Not bad, but not good enough either. Long term reliability is the American car's Achilles heel. Japanese cars routinely go 200K or better without major repairs, and I have personally known of quite a few that went far beyond that. The most miles I ever got from an American car was 172K from a Mercury Grand Marquis. The engine was still running OK when I sold it, but it had gone through 3 transmissions, one differential, and so many carburetors that I lost count. Not to mention at least 1/2 dozen power window motors, numerous alternators, a water pump, an A/C compressor, and a timing chain. There was more that I can't recall offhand. And I ALWAYS changed oil and filters every 3K miles and transmission fluid and filter once a year. Oh, and at least 1/2 of those miles were Interstate Highway driving.
One of my friends has resisted buying Japanese cars ever since they first became popular over here. But after so many utterly disastrous experiences with Lincolns, Cadillacs, Buicks, and one Chrysler he finally broke down last year and bought a Toyota Sequoia (sp?).
Actually, I much preferred driving and riding in his last few Cadillacs over the Toyota, they rode better, were quieter, and had more comfortable seating. But at least the Toyota won't spend half it's life in the dealer's shop being patched up for another month or so the way some of his previous cars did. He trades cars every 2 or 3 years so most of the repairs were under warranty. Still, having your primary car in the shop every few weeks is very aggravating even if you aren't paying the repair bills. I know that very well because I once foolishly bought an Audi. No more German cars for me, ever again.
"Japanese cars routinely go 200K or better without major repairs..."
NONE of the Japanese cars I have had ever came close to this, and I'm religious on maintenance (most mechanics say "what noise" when I tell them something is wrong). On the other hand, my Ford and the ol' Mazda (which was basically a Ford) have all hit over 100k without problem. I've gone through 3 engine rebuilds on Camrys in that mileage, not to mention the body rust.
That isn't to say Japanese cars are bad - Hondas and Toyotas are generally very good, but they have their problems as well. I'm looking at premature strut mount failure on a Camry right now because of a defective design. That will push the trailing 12 month Camry repair bill to $2000 if I don't do the work myself. The Taurus? Oil changes.
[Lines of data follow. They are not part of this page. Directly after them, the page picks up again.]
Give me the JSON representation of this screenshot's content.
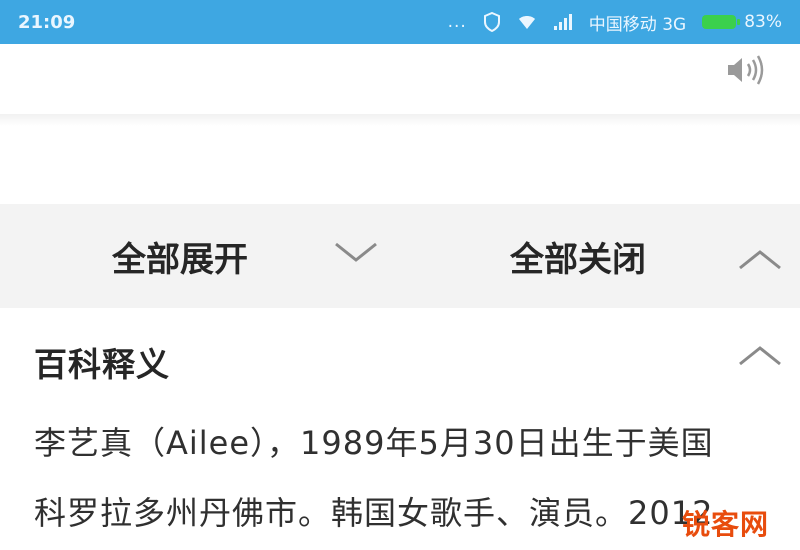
{
  "status_bar": {
    "time": "21:09",
    "dots": "...",
    "carrier": "中国移动 3G",
    "battery_pct": "83%",
    "icons": [
      "shield-icon",
      "wifi-icon",
      "signal-icon",
      "battery-icon"
    ]
  },
  "speaker": {
    "icon": "speaker-icon"
  },
  "toggle_bar": {
    "expand_all": "全部展开",
    "collapse_all": "全部关闭"
  },
  "section": {
    "title": "百科释义",
    "lines": [
      "李艺真（Ailee），1989年5月30日出生于美国",
      "科罗拉多州丹佛市。韩国女歌手、演员。2012"
    ]
  },
  "watermark": {
    "text": "锐客网"
  },
  "colors": {
    "status_bar": "#3ea7e2",
    "battery": "#3bd04c",
    "watermark": "#e84c0d"
  }
}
Wait - weren't ALL Mercury Grand Marquis EFI by 1987? EFI was available on it as early as 1983, IIRC. So you're comparing Japanese cars of today against your experience with a Mercury 20+ years ago?
Why is it that people will believe that Hyundai can go from building vehicles with piss-poor, industry worst reliability to high reliability just 5 years later, but they don't believe that Ford or GM could fix reliability problems in 15-20 years?